Jobs are all the talk this morning.  US Nonfarm payrolls came out weaker than expected at 18,000 new jobs created for December.  70,000 was expected (and 114,000 were created in November) making this number in "thud" territory, much like Wednesday's ISM report.  This is more ugly economic news that points to further rate cuts from the Fed.  In fact, the odds of a 50 basis point rate cut at the Jan 30 meeting (as measured by Fed Funds futures action) has more than doubled to 25% since last week. 


                Employment is a lagging indicator, as it's difficult to fire someone.  Head counts are reduced after the losses are taken, as we are now seeing from the big US financials.  The current weakness in jobs numbers results from the beginning of the subprime crisis several months ago.  The question now is, how long will it last?


  Expect the Fed's current lingering concern about inflation to fade at the next couple of meetings.  Without growth in employment, inflation in the short term will fade significantly, regardless of what energy prices are doing.  Longer term trends are still arguable (as in - are we still in a disinflationary cycle that has lasted the past 25 years), but in the short term, it's hard for inflation to persist when consumers don't have money to spend.

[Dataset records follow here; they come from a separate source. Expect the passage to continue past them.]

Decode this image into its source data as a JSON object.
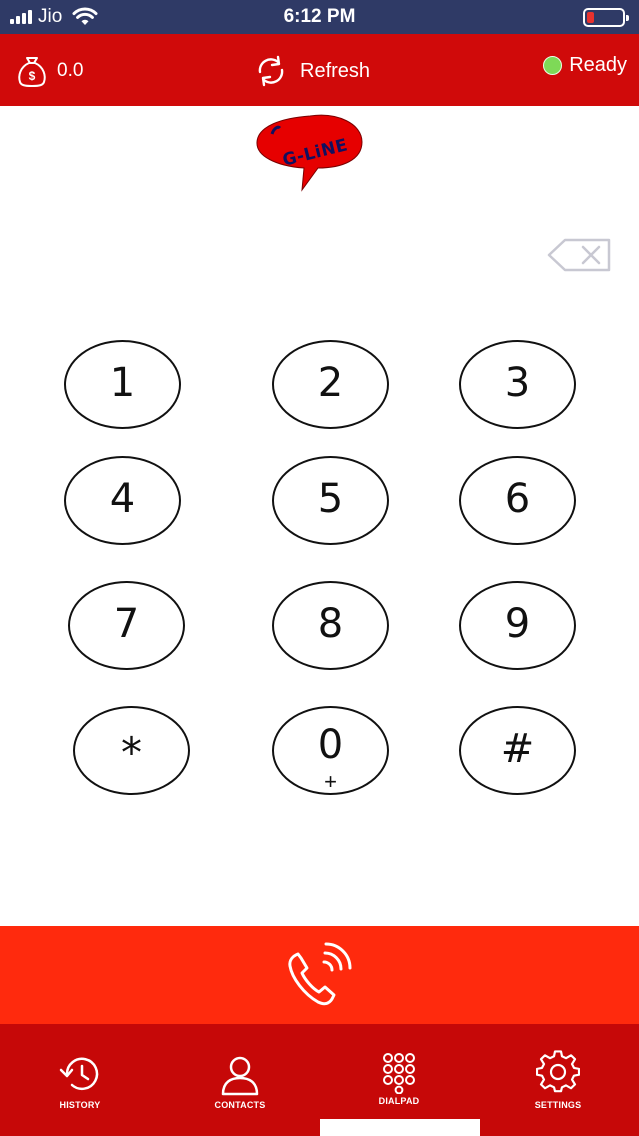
{
  "status_bar": {
    "carrier": "Jio",
    "time": "6:12 PM",
    "battery_level": 0.2,
    "battery_color": "#e8322e"
  },
  "header": {
    "balance": "0.0",
    "refresh_label": "Refresh",
    "status_label": "Ready",
    "status_color": "#7ed957",
    "background": "#d00a0a"
  },
  "logo": {
    "text": "G-LiNE",
    "color": "#e60000"
  },
  "keypad": {
    "keys": [
      {
        "digit": "1",
        "sub": ""
      },
      {
        "digit": "2",
        "sub": ""
      },
      {
        "digit": "3",
        "sub": ""
      },
      {
        "digit": "4",
        "sub": ""
      },
      {
        "digit": "5",
        "sub": ""
      },
      {
        "digit": "6",
        "sub": ""
      },
      {
        "digit": "7",
        "sub": ""
      },
      {
        "digit": "8",
        "sub": ""
      },
      {
        "digit": "9",
        "sub": ""
      },
      {
        "digit": "*",
        "sub": ""
      },
      {
        "digit": "0",
        "sub": "+"
      },
      {
        "digit": "#",
        "sub": ""
      }
    ]
  },
  "call_button": {
    "icon": "phone-ringing-icon",
    "color": "#ff2a0d"
  },
  "bottom_nav": {
    "items": [
      {
        "label": "HISTORY",
        "icon": "history-icon"
      },
      {
        "label": "CONTACTS",
        "icon": "contacts-icon"
      },
      {
        "label": "DIALPAD",
        "icon": "dialpad-icon"
      },
      {
        "label": "SETTINGS",
        "icon": "gear-icon"
      }
    ],
    "active": "DIALPAD"
  }
}
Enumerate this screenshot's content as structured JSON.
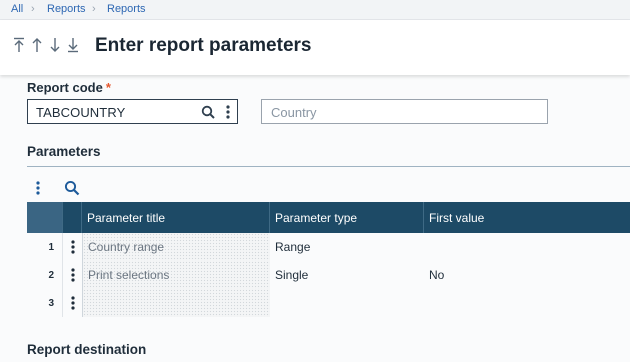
{
  "breadcrumb": [
    "All",
    "Reports",
    "Reports"
  ],
  "header": {
    "nav_icons": [
      "first-record-icon",
      "previous-record-icon",
      "next-record-icon",
      "last-record-icon"
    ],
    "title": "Enter report parameters"
  },
  "report_code": {
    "label": "Report code",
    "required_mark": "*",
    "value": "TABCOUNTRY",
    "description_placeholder": "Country"
  },
  "parameters": {
    "title": "Parameters",
    "columns": [
      "Parameter title",
      "Parameter type",
      "First value"
    ],
    "rows": [
      {
        "num": "1",
        "title": "Country range",
        "type": "Range",
        "first": ""
      },
      {
        "num": "2",
        "title": "Print selections",
        "type": "Single",
        "first": "No"
      },
      {
        "num": "3",
        "title": "",
        "type": "",
        "first": ""
      }
    ]
  },
  "destination": {
    "title": "Report destination"
  },
  "colors": {
    "accent": "#2d67b3",
    "table_header": "#1d4a66",
    "required": "#e4572e"
  }
}
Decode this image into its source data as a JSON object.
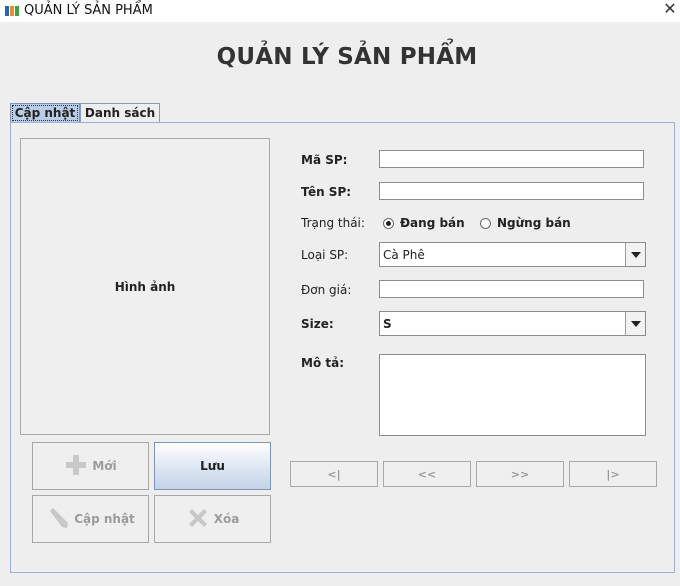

  The sentiment in the market has changed somewhat.  Several months ago weak-ish releases like this were cheered by the equity markets as it was a sign that the Fed would ease and increase the availability of credit.  Now, however, the tone is decidedly more bearish.  Government bonds rally and equity futures drop on a release like this.  Corporate credit spreads widen somewhat, and the TED spread has also moved out a little this morning.